Güzin Abla

ŞU Ayşe var ya, Ayşe Arman...

Bazen kafasını ısırasım geliyor.

Aslında aklını ısıracağım ama akıl dediğimiz ele, dişe gelir bir şey olmadığından kafasıyla idare edeceğim ki aklın onun içinde olduğu varsayıldığı için arzulanan hedefe en yakın yer orasıdır.

Neden öpmüyor da ısırıyorum?

Isırmak, öpmenin bir ilerki aşamasıdır. Sevdiklerimi ısırırım ben. Annemi, kedileri, bebekleri...

Çocukluğumda oyunun orta yerinde arkadaşlarımın yanaklarını ısırırdım. Ağlaya ağlaya şikáyete giderlerdi. ‘‘N'apiim çok tatlı’’ derdim.

Ayşe'yi ısırma nedenime gelince...

Çoğu meslektaşı o günlerde herhangi bir nedenle gündeme gelmiş kim varsa gider onunla röportaj yaparlar; bir bakarsınız aynı gün üç ayrı gazetede aynı kişiye sorulmuş birbirine benzer sorular ve tabii ki benzer cevaplar. Ayşe'yse kimsenin aklına gelmeyen, kıyıda köşede kalmış ama aslında çok önemli birini bulur çıkarır, gündemi oluşturur.

En son, yıllardır gözümüzün önünde duran, bakıp da görmediğimiz Güzin Abla'yı aldı getirdi önümüze.

İyi ki de getirdi.

Çaldığı kapının arkasından çıkan hikáye çok etkiledi beni.

Biri ötekinin kaderinin izinde, ana-kız iki kadının hikáyesi..

O cevapların arkasındaki hayali kadın, ‘‘Güzin Abla'lık’’ sorunlarla geçen hayatıyla gerçek oluverdi.

Yıkılmak üzere olan yuvaları tavsiyeleriyle kurtarmaya çalışırken, zamanında kendi yuvasını kurtaramamışmış meğer.

Başkalarınınkine çare ararken kendi paranoyaları varmış meğer.

Gençleri yumuşacık üslubuyla rahatlatırken kendi kızı için çetin cevizmiş meğer.

Ve dört senedir mektupları o cevaplamıyormuş meğer. Kızı Feyza'ya devretmiş.
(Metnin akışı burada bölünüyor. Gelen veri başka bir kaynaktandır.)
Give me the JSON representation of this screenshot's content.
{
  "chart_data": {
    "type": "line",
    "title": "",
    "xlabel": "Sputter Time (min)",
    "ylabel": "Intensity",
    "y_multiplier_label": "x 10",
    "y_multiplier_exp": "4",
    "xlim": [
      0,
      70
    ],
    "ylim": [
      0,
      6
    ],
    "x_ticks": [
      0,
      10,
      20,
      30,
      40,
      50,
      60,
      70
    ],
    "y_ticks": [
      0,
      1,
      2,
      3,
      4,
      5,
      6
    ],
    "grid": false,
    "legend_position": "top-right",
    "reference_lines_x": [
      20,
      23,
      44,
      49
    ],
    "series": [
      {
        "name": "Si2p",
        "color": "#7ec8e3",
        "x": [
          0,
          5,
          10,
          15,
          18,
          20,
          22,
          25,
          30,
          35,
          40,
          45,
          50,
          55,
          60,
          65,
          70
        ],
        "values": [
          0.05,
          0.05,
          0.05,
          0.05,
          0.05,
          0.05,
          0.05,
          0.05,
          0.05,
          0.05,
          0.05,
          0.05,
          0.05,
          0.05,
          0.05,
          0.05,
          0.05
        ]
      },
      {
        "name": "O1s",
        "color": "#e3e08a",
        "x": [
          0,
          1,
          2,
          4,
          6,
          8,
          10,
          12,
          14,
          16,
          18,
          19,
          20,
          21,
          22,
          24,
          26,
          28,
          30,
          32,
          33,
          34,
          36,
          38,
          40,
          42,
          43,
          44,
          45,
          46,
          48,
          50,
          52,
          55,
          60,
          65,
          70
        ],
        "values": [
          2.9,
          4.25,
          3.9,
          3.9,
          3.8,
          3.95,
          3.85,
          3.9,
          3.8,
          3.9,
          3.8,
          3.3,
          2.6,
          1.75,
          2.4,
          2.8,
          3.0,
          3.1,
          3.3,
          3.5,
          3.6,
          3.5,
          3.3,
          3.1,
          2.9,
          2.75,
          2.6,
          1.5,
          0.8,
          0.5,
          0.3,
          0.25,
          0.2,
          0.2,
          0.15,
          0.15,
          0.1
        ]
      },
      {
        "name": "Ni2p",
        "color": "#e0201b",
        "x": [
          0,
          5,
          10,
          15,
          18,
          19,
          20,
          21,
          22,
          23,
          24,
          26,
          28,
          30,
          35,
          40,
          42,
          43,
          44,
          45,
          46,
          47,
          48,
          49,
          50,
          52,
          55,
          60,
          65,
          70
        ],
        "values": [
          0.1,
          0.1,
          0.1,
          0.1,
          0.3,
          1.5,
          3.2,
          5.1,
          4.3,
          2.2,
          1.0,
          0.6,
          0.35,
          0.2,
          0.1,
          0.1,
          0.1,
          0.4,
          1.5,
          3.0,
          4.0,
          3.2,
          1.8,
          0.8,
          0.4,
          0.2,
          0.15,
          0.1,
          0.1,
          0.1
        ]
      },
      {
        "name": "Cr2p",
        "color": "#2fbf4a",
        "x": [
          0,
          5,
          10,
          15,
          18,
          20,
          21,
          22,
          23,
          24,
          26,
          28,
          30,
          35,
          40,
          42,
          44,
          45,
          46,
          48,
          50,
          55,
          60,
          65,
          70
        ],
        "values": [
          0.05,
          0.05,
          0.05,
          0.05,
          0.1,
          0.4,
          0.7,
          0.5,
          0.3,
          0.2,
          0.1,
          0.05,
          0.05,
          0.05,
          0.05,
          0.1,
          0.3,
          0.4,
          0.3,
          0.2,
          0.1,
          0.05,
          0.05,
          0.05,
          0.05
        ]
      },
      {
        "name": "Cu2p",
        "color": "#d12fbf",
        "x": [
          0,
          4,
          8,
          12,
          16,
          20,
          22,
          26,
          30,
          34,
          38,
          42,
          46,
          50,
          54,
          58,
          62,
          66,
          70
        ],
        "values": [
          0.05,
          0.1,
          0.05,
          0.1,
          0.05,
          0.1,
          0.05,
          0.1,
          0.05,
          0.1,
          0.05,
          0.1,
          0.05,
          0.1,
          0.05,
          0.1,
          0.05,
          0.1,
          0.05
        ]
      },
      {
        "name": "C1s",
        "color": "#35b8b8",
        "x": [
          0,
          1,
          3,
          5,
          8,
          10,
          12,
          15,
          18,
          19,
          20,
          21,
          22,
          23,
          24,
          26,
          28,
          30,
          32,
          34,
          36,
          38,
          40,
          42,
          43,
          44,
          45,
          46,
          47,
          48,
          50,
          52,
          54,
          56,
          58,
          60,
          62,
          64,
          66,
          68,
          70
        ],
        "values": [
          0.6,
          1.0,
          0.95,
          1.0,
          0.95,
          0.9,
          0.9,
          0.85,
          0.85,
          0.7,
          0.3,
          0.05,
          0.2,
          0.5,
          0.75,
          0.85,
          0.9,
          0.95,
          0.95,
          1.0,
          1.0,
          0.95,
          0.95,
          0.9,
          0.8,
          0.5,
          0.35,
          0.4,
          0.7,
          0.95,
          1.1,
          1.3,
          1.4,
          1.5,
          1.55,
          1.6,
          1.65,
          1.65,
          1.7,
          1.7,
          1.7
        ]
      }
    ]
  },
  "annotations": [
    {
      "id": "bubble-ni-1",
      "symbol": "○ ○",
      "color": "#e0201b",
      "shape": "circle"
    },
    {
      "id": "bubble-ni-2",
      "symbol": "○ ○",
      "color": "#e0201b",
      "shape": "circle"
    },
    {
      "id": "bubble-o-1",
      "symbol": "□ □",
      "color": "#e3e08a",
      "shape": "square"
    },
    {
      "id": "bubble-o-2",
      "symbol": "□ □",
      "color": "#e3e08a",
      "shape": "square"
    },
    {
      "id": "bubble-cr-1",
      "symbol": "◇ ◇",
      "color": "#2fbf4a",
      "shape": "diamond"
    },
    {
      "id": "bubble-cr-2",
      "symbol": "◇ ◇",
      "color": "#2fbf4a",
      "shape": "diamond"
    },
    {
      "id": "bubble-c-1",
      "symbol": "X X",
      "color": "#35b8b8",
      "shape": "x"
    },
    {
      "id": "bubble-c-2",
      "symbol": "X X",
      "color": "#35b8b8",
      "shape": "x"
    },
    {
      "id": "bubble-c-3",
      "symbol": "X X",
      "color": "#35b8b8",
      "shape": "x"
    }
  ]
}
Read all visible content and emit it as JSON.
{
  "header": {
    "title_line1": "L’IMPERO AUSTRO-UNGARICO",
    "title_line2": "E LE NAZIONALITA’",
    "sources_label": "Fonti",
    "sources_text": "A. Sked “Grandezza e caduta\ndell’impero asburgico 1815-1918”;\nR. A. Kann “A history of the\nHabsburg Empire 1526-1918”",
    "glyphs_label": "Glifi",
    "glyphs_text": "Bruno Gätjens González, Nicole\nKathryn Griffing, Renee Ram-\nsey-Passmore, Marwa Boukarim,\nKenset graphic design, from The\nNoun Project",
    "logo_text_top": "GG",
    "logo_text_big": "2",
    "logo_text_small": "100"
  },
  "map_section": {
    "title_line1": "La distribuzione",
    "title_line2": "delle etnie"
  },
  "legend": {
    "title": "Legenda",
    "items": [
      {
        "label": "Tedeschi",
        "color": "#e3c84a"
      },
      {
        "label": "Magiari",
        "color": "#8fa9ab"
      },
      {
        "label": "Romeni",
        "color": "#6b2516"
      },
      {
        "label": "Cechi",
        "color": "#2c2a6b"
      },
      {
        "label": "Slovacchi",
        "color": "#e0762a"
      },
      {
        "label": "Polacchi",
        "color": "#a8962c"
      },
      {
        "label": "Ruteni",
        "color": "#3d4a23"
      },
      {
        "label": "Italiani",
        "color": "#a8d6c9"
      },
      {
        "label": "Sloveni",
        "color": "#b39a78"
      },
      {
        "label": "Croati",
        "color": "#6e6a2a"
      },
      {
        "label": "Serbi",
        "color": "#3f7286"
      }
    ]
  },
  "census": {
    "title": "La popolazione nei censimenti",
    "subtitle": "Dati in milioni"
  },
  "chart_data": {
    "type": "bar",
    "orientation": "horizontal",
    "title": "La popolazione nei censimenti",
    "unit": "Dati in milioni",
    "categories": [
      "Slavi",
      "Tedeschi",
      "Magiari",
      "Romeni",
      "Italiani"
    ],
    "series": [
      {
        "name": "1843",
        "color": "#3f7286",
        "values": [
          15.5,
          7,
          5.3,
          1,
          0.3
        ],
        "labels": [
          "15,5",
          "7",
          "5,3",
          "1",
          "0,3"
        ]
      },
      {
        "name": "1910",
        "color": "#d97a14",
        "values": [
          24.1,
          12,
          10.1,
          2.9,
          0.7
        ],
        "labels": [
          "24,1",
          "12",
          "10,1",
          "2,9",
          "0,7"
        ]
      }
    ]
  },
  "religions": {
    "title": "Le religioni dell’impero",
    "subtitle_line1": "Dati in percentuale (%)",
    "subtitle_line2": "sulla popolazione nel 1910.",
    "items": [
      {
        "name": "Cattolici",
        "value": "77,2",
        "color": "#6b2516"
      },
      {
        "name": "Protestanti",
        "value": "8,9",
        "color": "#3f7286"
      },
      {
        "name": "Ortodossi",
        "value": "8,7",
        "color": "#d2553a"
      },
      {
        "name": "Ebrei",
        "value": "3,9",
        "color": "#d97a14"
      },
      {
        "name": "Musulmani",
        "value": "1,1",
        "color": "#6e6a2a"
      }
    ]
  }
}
Ben de diyordum ki, ‘‘Güzin Abla da zamana uydu. Artık 'Bu zamanda bu akıl verilir mi?' dedirtmiyor pek’’.

Meğer tam 24 yaş gençleşmiş köşesi.

Bakarsınız yakında torunu Yonca devralır bayrağı. Henüz 26 yaşındaymış Yonca. ‘‘Ne kızlığı, ne zarı kızım? Boşver evlenmeyi falan, kafana göre takıl’’ diye bir cevap görürseniz bilin ki oldu bu iş.

*

Olsun.

Güzin Abla.

Feyza Abla.

Yonca Abla.

Başkanlar değişir, kurumlar kalır. ‘‘Güzin Abla’’ kurum olalı çok oldu.

Ama ilk defa ete kemiğe büründü.

Can buldu.

Ayşe'nin sayesinde.

MIŞ-MUŞ

Bush, Ecevit'e, ‘‘Birleşmiş Milletler kararlarına uyması için Saddam'ı siz uyarın’’ demiş.

Ecevit uyarır: ‘‘Lütfen Sayın Saddam... Birleşmiş Milletler davranışlarınızı sindiremiyor.’’

*

* Türkiye'de 30 çeşit evlilik biçimi varmış.

Doğrudur. Saçmalık dediğiniz çeşit çeşit.

Turizmde geçen yıl tüm zamanların rekoru kırılmış.

Nihayet patlamış demek; biz o sırada ‘‘Güm’’ diye dibe vurduğumuzdan duyamadık.

*

Kurdun cinsel organı şans getiriyormuş.

Dişi insanın cinsel organın sahibine ne şanslar getirdiğini biliyorduk da bunu duymamıştık.